Recently, as the importance of environmental protection has emerged, interest in new and renewable energy is also increasing worldwide. In particular, the solar energy sector accounts for the highest production rate among new and renewable energy in Korea due to its infinite resources, easy installation and maintenance, and eco-friendly characteristics such as low noise emission levels and less pollutants during power generation. However, although climate prediction is essential since solar power is affected by weather and climate change, solar radiation, which is closely related to solar power, is not currently forecasted by the Korea Meteorological Administration. Solar radiation prediction can be the basis for establishing a reasonable new and renewable energy operation plan, and it is very important because it can be used not only in solar power but also in other fields such as power consumption prediction.
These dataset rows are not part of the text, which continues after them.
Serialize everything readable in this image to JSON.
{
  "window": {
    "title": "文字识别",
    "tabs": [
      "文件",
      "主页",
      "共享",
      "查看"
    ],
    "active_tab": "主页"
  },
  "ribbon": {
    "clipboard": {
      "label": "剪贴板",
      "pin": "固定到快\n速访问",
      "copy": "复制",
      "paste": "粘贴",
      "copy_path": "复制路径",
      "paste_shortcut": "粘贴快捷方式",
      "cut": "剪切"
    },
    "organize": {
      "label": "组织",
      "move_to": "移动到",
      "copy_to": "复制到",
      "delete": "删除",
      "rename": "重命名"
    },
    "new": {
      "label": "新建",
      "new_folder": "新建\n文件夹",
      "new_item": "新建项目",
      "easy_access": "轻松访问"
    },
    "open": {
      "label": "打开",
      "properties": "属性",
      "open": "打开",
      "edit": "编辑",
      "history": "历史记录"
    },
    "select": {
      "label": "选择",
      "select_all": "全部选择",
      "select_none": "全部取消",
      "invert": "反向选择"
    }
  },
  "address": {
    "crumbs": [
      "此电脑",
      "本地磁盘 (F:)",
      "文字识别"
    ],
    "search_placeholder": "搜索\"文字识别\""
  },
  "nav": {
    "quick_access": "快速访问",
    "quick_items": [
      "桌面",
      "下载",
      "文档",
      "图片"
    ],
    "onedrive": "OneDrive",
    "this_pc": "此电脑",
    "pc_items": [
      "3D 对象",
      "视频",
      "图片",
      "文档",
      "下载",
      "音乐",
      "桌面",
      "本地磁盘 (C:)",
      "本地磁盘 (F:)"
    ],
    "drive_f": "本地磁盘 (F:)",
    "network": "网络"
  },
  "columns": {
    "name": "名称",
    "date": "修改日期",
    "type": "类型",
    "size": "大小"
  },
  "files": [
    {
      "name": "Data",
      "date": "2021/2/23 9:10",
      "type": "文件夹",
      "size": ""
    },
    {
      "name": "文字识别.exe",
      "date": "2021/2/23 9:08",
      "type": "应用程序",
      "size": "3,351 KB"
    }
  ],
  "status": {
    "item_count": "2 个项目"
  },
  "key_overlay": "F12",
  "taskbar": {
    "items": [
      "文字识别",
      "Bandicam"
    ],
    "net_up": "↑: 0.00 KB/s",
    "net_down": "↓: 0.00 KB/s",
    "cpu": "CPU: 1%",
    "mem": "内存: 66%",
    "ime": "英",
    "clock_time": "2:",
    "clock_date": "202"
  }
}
Therefore, this study was conducted for the purpose of improving the accuracy of solar radiation. Solar radiation was predicted by a total of three weather variables, temperature, humidity, and cloudiness, and solar radiation outside the atmosphere, and the results were compared using various models. The CatBoost model was best obtained by fitting and comparing the Boosting series (XGB, CatBoost) and RNN series (Simple RNN, LSTM, GRU) models. In addition, the results were further improved through Time series cross-validation.

Keywords

Acknowledgement

This research was funded by Korea Institute of Energy Technology Evaluation and Planning (20199710100060), and the National Research Foundation of Korea (2016R1D1A1B01014954). This research was supported by the Chung-Ang University Research Grants in 2021.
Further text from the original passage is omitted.